Originally, I had big plans for this race. The goal was to chase a 90-minute finish. But training priorities shift, and right now my eyes are set on two ultra marathons later this fall—one in October, one in November. That meant this half marathon wasn’t going to be an all-out effort but rather a glorified long run, a workout embedded inside a bigger training cycle.

I ended up running right at my training pace—around 7:30 per mile—comfortably finishing without emptying the tank. On paper, it looks like a win. But looking back, I realize I could have squeezed more value out of this race if I had paid closer attention to one piece of the puzzle: nutrition.

Turns out, a half marathon has a funny way of humbling you when you ignore the details. Here are the two big lessons I walked away with.

Lesson 1: Sodium matters…A LOT

There’s a lot of debate in the endurance world about electrolytes. Do you need them every day? Is “sports drink science” mostly marketing? In truth, the average desk worker sipping electrolyte powder during Zoom calls probably isn’t moving the needle on performance. But when you’re out running for 90 minutes or more, electrolytes—especially sodium—become critical.

Sodium is the main electrolyte lost through sweat. It plays a big role in fluid balance, nerve signaling, and muscle contractions. When levels dip too low during a long effort, your body notices—and not in a good way. Fatigue sets in sooner, cramping risk goes up, and performance takes a hit.

Looking back, I should have done some sodium loading in the day leading up to the race. Nothing extreme, just starting to sip on a high-sodium drink the afternoon prior so my body had a reservoir to draw from. Instead, I treated the event like a casual long run, and my fueling reflected that. Rookie mistake.

Lesson 2: Intra-run fueling is a skill (and I don’t have it… yet)

Confession: I can’t even walk and sip from a water bottle without spilling on myself. Now picture me trying to slurp maple syrup out of a gel packet while running a 7-minute mile. Not pretty.

But here’s the thing: if I’m serious about running ultras, I don’t get to avoid this skill. Eating and drinking on the move isn’t optional—it’s survival. The body only stores so much glycogen (carbohydrate energy), and if you’re out for multiple hours, you’re going to need mid-run fuel.

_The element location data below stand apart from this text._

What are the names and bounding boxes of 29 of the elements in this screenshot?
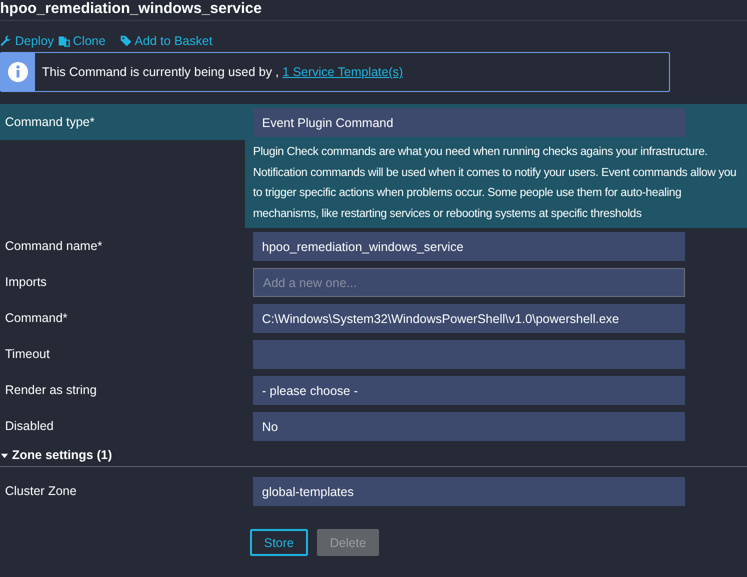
field-label: Imports <box>5 275 47 289</box>
action-link[interactable]: Deploy <box>0 30 54 52</box>
caret-icon <box>1 452 8 458</box>
select-field[interactable]: Event Plugin Command <box>253 108 685 137</box>
text-field[interactable] <box>253 340 685 369</box>
info-icon <box>8 62 28 82</box>
field-label: Command type* <box>5 115 95 129</box>
text-field[interactable]: C:\Windows\System32\WindowsPowerShell\v1.0\powershell.exe <box>253 304 685 333</box>
copy-icon <box>58 35 70 47</box>
tag-icon <box>120 35 132 47</box>
wrench-icon <box>0 35 12 47</box>
section-header[interactable]: Zone settings (1) <box>0 444 747 467</box>
field-label: Timeout <box>5 347 50 361</box>
field-label: Disabled <box>5 419 54 433</box>
field-label: Command* <box>5 311 68 325</box>
field-description: Plugin Check commands are what you need when running checks agains your infrastructure. Notification commands will be used when it comes to notify your users. Event commands allow you to trigger specific actions when problems occur. Some people use them for auto-healing mechanisms, like restarting services or rebooting systems at specific thresholds <box>253 144 738 222</box>
field-label: Command name* <box>5 239 102 253</box>
select-field[interactable]: No <box>253 412 685 441</box>
usage-link[interactable]: 1 Service Template(s) <box>282 65 404 79</box>
field-label: Render as string <box>5 383 97 397</box>
action-link[interactable]: Add to Basket <box>120 30 212 52</box>
info-text: This Command is currently being used by , <box>42 65 280 79</box>
text-field[interactable]: hpoo_remediation_windows_service <box>253 232 685 261</box>
action-link[interactable]: Clone <box>58 30 106 52</box>
select-field[interactable]: global-templates <box>253 477 685 506</box>
form-button[interactable]: Store <box>250 529 308 556</box>
page-title: hpoo_remediation_windows_service <box>0 0 747 21</box>
field-label: Cluster Zone <box>5 484 77 498</box>
select-field[interactable]: - please choose - <box>253 376 685 405</box>
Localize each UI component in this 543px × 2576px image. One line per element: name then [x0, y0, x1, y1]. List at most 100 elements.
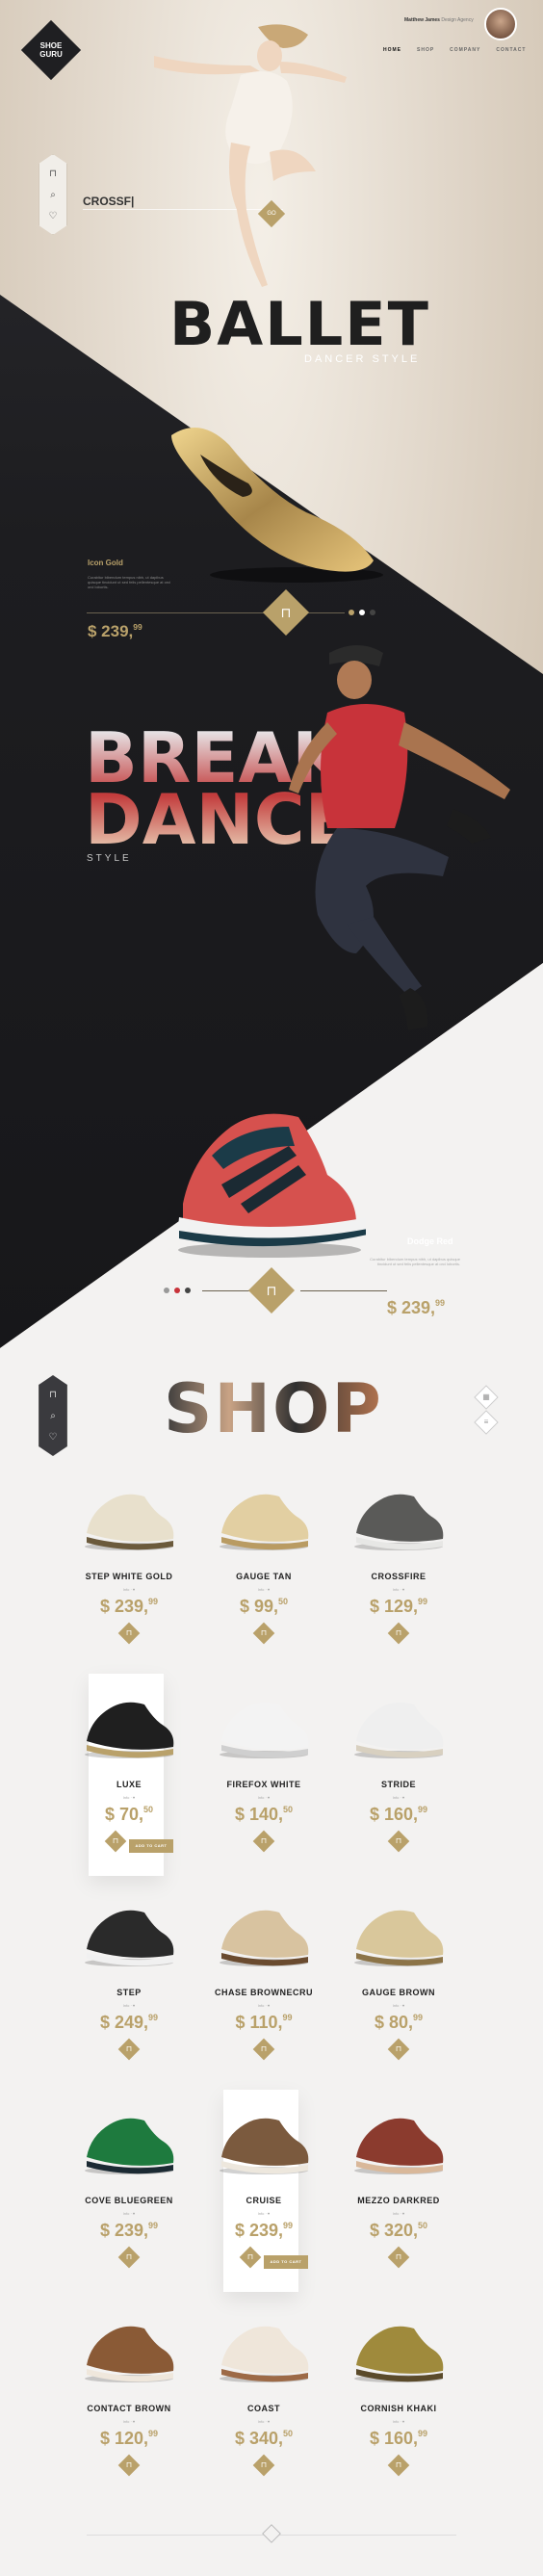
- product-meta[interactable]: Info · ♥: [337, 2419, 460, 2424]
- product-name[interactable]: CROSSFIRE: [337, 1572, 460, 1581]
- breakdance-subtitle: STYLE: [87, 853, 132, 864]
- add-to-cart-icon-button[interactable]: ⊓: [387, 2246, 410, 2269]
- nav-home[interactable]: HOME: [383, 47, 401, 53]
- heart-icon[interactable]: ♡: [47, 1432, 59, 1444]
- product-card[interactable]: COAST Info · ♥ $ 340,50 ⊓: [202, 2303, 325, 2496]
- product-name[interactable]: MEZZO DARKRED: [337, 2196, 460, 2205]
- product-card[interactable]: STEP WHITE GOLD Info · ♥ $ 239,99 ⊓: [67, 1471, 191, 1664]
- product-card[interactable]: CONTACT BROWN Info · ♥ $ 120,99 ⊓: [67, 2303, 191, 2496]
- add-to-cart-icon-button[interactable]: ⊓: [252, 2038, 275, 2061]
- product-meta[interactable]: Info · ♥: [337, 1795, 460, 1800]
- product-name[interactable]: COAST: [202, 2404, 325, 2413]
- product-card[interactable]: MEZZO DARKRED Info · ♥ $ 320,50 ⊓: [337, 2095, 460, 2288]
- product-price-cents: 99: [418, 1597, 428, 1606]
- slider-dot-active[interactable]: [174, 1288, 180, 1293]
- product-name[interactable]: STEP: [67, 1988, 191, 1997]
- slider-dot[interactable]: [164, 1288, 169, 1293]
- nav-shop[interactable]: SHOP: [417, 47, 434, 53]
- shoe-image: [220, 2326, 309, 2382]
- product-name[interactable]: CORNISH KHAKI: [337, 2404, 460, 2413]
- product-meta[interactable]: Info · ♥: [202, 2003, 325, 2008]
- nav-company[interactable]: COMPANY: [450, 47, 480, 53]
- product-name[interactable]: LUXE: [67, 1780, 191, 1789]
- product-card[interactable]: GAUGE TAN Info · ♥ $ 99,50 ⊓: [202, 1471, 325, 1664]
- product-card[interactable]: CROSSFIRE Info · ♥ $ 129,99 ⊓: [337, 1471, 460, 1664]
- add-to-cart-button[interactable]: ADD TO CART: [129, 1839, 173, 1853]
- add-to-cart-icon-button[interactable]: ⊓: [117, 1622, 141, 1645]
- list-view-button[interactable]: ≡: [474, 1410, 499, 1435]
- product-name[interactable]: COVE BLUEGREEN: [67, 2196, 191, 2205]
- add-to-cart-icon-button[interactable]: ⊓: [117, 2454, 141, 2477]
- product-card[interactable]: CORNISH KHAKI Info · ♥ $ 160,99 ⊓: [337, 2303, 460, 2496]
- breakdance-add-to-cart-button[interactable]: ⊓: [247, 1266, 296, 1314]
- add-to-cart-icon-button[interactable]: ⊓: [252, 2454, 275, 2477]
- product-name[interactable]: GAUGE TAN: [202, 1572, 325, 1581]
- product-price-cents: 50: [418, 2221, 428, 2230]
- product-meta[interactable]: Info · ♥: [202, 2419, 325, 2424]
- product-price-cents: 99: [148, 2221, 159, 2230]
- product-meta[interactable]: Info · ♥: [67, 2211, 191, 2216]
- grid-icon: ▦: [482, 1392, 490, 1401]
- add-to-cart-icon-button[interactable]: ⊓: [387, 1622, 410, 1645]
- product-meta[interactable]: Info · ♥: [337, 1587, 460, 1592]
- product-meta[interactable]: Info · ♥: [337, 2211, 460, 2216]
- product-card[interactable]: STEP Info · ♥ $ 249,99 ⊓: [67, 1887, 191, 2080]
- product-name[interactable]: STRIDE: [337, 1780, 460, 1789]
- product-card[interactable]: CRUISE Info · ♥ $ 239,99 ⊓ ADD TO CART: [202, 2090, 325, 2292]
- breakdance-product-price: $ 239,99: [387, 1298, 445, 1318]
- product-price: $ 160,99: [337, 2429, 460, 2449]
- slider-dot-active[interactable]: [349, 610, 354, 615]
- slider-dot[interactable]: [359, 610, 365, 615]
- heart-icon[interactable]: ♡: [47, 211, 59, 222]
- product-name[interactable]: FIREFOX WHITE: [202, 1780, 325, 1789]
- slider-dot[interactable]: [185, 1288, 191, 1293]
- add-to-cart-button[interactable]: ADD TO CART: [264, 2255, 308, 2269]
- product-card[interactable]: FIREFOX WHITE Info · ♥ $ 140,50 ⊓: [202, 1679, 325, 1872]
- product-card[interactable]: LUXE Info · ♥ $ 70,50 ⊓ ADD TO CART: [67, 1674, 191, 1876]
- grid-view-button[interactable]: ▦: [474, 1385, 499, 1410]
- product-name[interactable]: CONTACT BROWN: [67, 2404, 191, 2413]
- search-icon[interactable]: ⌕: [47, 190, 59, 201]
- ballet-slider-dots: [349, 610, 375, 615]
- product-name[interactable]: CRUISE: [202, 2196, 325, 2205]
- nav-contact[interactable]: CONTACT: [496, 47, 526, 53]
- product-meta[interactable]: Info · ♥: [337, 2003, 460, 2008]
- search-icon[interactable]: ⌕: [47, 1411, 59, 1422]
- add-to-cart-icon-button[interactable]: ⊓: [239, 2246, 262, 2269]
- product-name[interactable]: CHASE BROWNECRU: [202, 1988, 325, 1997]
- product-meta[interactable]: Info · ♥: [67, 1587, 191, 1592]
- bag-icon[interactable]: ⊓: [47, 169, 59, 180]
- product-meta[interactable]: Info · ♥: [67, 2419, 191, 2424]
- product-card[interactable]: COVE BLUEGREEN Info · ♥ $ 239,99 ⊓: [67, 2095, 191, 2288]
- product-price-main: $ 160,: [369, 1805, 419, 1824]
- add-to-cart-icon-button[interactable]: ⊓: [387, 2454, 410, 2477]
- breakdance-product-name: Dodge Red: [407, 1236, 453, 1246]
- slider-dot[interactable]: [370, 610, 375, 615]
- product-meta[interactable]: Info · ♥: [202, 1795, 325, 1800]
- product-price: $ 239,99: [67, 2221, 191, 2241]
- product-name[interactable]: STEP WHITE GOLD: [67, 1572, 191, 1581]
- add-to-cart-icon-button[interactable]: ⊓: [252, 1622, 275, 1645]
- product-card[interactable]: STRIDE Info · ♥ $ 160,99 ⊓: [337, 1679, 460, 1872]
- red-sneaker-image: [177, 1113, 366, 1258]
- add-to-cart-icon-button[interactable]: ⊓: [387, 2038, 410, 2061]
- product-meta[interactable]: Info · ♥: [67, 2003, 191, 2008]
- product-meta[interactable]: Info · ♥: [202, 1587, 325, 1592]
- ballet-product-desc: Curabitur bibendum tempus nibh, ut dapib…: [88, 575, 171, 589]
- ballet-add-to-cart-button[interactable]: ⊓: [262, 588, 310, 637]
- product-name[interactable]: GAUGE BROWN: [337, 1988, 460, 1997]
- product-card[interactable]: GAUGE BROWN Info · ♥ $ 80,99 ⊓: [337, 1887, 460, 2080]
- avatar[interactable]: [484, 8, 517, 40]
- user-info[interactable]: Matthew James Design Agency: [404, 17, 474, 23]
- product-card[interactable]: CHASE BROWNECRU Info · ♥ $ 110,99 ⊓: [202, 1887, 325, 2080]
- scroll-top-button[interactable]: [262, 2524, 281, 2543]
- bag-icon[interactable]: ⊓: [47, 1390, 59, 1401]
- product-meta[interactable]: Info · ♥: [202, 2211, 325, 2216]
- add-to-cart-icon-button[interactable]: ⊓: [117, 2246, 141, 2269]
- product-price-main: $ 340,: [234, 2429, 284, 2448]
- add-to-cart-icon-button[interactable]: ⊓: [104, 1830, 127, 1853]
- add-to-cart-icon-button[interactable]: ⊓: [387, 1830, 410, 1853]
- product-meta[interactable]: Info · ♥: [67, 1795, 191, 1800]
- add-to-cart-icon-button[interactable]: ⊓: [252, 1830, 275, 1853]
- add-to-cart-icon-button[interactable]: ⊓: [117, 2038, 141, 2061]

This half marathon made it clear that I need to practice intra-run nutrition. Not just on race day, but during training. That means working on opening, eating, and swallowing gels while moving. It means experimenting with a hydration vest until I can drink without breaking stride. It’s clunky now, but it will get better. And when it does, I’ll thank myself at mile 35 of an ultra.

What this means for you

Now, you may be thinking: That’s great, but I’m not training for an ultra marathon. Totally fair. But don’t tune out yet, because the bigger lesson applies to anyone who exercises: nutrition around your workouts is a variable that requires attention.

Want to crush that 6 p.m. workout after a long day at work? Plan a mid-afternoon snack.

Love early morning training? What you eat for dinner the night before sets the tone for how you’ll feel.

Doing a long hike or bike ride this weekend? Bringing along a water bottle and quick-digesting fuel could make the difference between finishing strong and dragging your feet.

It’s easy to dismiss nutrition as something “serious athletes” worry about. But food is fuel, and being intentional about it helps anyone get more from their effort—whether your goal is shaving time off your 5K PR, lifting heavier in the gym, or simply feeling less wiped out after a workout.

Final thoughts…

The Covered Bridge Half Marathon gave me a dose of perspective. Yes, I hit my pace and logged the miles I needed. But I also got a firsthand reminder that endurance performance isn’t just about fitness—it’s about fueling.

For me, that means dialing in sodium and practicing eating on the run before my ultras this fall. For you, it might mean tossing a banana in your work bag so you’re not running on fumes by the time your evening workout rolls around.

Either way, the principle is the same: don’t leave nutrition as an afterthought. Plan it, practice it, and your body will thank you when it counts.